In more than 70 films over four decades, Cary portrayed men of grace, humor, civility and culture, but he often felt like an impostor. Knowing the truth of his childhood did little to heal his emotional insecurity. “He’s a completely made-up character,” Cary admitted of his suave persona. “It’s a part I’ve been playing a long time, but no way am I really Cary Grant.”

Despite the cool he projected on screen, Cary sometimes trembled before the cameras started rolling. “A more nervous, fidgety actor I never saw,” Jimmy Stewart, his costar in The Philadelphia Story, recalled.

This inner turmoil also impacted Cary’s personal life. While courting his wives, he was charming and attentive, but as the relationships progressed, he grew possessive, overbearing and anxious. “For many years, it made it nearly impossible for him to have a committed, trusting, stable relationship with a woman,” Glancy says. “He always felt they were going to disappear.”

It took a long time for Cary to understand the pattern. “I was punishing [my wives] for what [my mother] had done to me,” he admitted. “I was making the mistake of thinking each of my wives was my mother.”

In the 1950s, he entered psychotherapy and drug therapy utilizing LSD, which was legal then.
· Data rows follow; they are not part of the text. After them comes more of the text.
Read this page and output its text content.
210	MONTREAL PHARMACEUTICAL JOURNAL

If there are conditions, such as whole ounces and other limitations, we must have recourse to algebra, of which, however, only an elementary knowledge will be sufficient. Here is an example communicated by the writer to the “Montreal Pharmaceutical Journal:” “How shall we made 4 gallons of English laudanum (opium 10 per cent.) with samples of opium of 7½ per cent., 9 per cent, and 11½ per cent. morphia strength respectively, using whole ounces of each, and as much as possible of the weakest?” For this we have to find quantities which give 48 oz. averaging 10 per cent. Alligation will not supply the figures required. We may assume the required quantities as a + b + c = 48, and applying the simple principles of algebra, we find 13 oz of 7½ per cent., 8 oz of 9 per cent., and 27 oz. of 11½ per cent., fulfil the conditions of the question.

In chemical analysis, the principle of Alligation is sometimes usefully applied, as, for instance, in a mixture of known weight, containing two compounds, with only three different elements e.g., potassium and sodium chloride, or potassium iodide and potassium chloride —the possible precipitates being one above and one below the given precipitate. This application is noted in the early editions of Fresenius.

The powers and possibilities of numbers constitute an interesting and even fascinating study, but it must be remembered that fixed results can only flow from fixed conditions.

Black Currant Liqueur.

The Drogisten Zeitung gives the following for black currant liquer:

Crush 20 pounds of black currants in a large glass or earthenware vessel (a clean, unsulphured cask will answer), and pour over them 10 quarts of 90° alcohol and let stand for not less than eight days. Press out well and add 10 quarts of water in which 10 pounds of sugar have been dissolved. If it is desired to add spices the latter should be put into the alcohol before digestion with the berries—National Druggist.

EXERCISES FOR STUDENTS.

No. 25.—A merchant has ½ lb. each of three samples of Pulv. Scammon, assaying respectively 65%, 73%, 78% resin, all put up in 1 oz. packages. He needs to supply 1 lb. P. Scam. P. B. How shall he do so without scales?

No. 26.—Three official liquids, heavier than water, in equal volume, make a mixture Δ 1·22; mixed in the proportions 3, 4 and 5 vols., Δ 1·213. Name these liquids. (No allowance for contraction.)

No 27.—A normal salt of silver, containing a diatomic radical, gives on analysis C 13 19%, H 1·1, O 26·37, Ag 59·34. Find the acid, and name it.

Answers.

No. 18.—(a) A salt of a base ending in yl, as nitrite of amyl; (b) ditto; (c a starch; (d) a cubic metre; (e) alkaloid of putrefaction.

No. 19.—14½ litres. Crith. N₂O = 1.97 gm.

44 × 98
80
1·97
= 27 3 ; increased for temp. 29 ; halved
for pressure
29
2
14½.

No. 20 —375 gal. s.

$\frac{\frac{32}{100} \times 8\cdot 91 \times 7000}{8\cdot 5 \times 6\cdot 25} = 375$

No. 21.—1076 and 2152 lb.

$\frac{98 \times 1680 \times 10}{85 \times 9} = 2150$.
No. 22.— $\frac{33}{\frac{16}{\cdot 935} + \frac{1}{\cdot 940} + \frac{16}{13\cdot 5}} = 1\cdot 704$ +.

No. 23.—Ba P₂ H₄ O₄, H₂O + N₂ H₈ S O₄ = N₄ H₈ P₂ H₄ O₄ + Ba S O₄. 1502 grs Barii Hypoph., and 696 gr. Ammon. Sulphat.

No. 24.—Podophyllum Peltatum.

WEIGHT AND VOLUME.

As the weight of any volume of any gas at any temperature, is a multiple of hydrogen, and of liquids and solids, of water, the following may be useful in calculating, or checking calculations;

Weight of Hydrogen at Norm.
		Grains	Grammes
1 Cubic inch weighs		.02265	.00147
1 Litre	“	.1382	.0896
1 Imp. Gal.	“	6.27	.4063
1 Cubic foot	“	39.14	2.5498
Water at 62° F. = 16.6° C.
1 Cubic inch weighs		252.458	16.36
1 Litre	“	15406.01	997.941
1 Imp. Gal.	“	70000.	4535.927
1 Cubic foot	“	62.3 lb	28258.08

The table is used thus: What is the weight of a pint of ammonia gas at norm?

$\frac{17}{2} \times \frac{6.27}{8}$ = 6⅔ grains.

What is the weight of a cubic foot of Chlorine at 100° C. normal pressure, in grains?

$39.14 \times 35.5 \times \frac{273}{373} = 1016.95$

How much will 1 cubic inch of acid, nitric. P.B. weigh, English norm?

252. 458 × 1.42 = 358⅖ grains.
Although he felt he was making progress, he admitted he might never be cured. “I got where I wanted to go — not completely, because you cut back the barnacles and find more barnacles, and you have to get these off,” he said. “In life, there is no end to getting well.”

His fourth marriage, to actress Dyan Cannon in 1965, fell victim to the same trouble as Cary’s preceding marriages, but the unconditional love he felt from their daughter, Jennifer, and his retirement from movies seemed to help him find more comfort in his own skin. “From the start, reliable as daybreak, Dad was there for me,” Jennifer gushed in her 2011 memoir, Good Stuff: A Reminiscence of My Father, Cary Grant. “He bared his all in love and held nothing back.”

He married his fifth wife, Barbara, in 1981. “I think the birth of Jennifer brought him great love, and I think that the relationship we had brought him peace,” says Barbara, who lost Cary in 1986 at age 82. “Most of the people that truly knew him commented that he was a much happier person in the later part of his life.”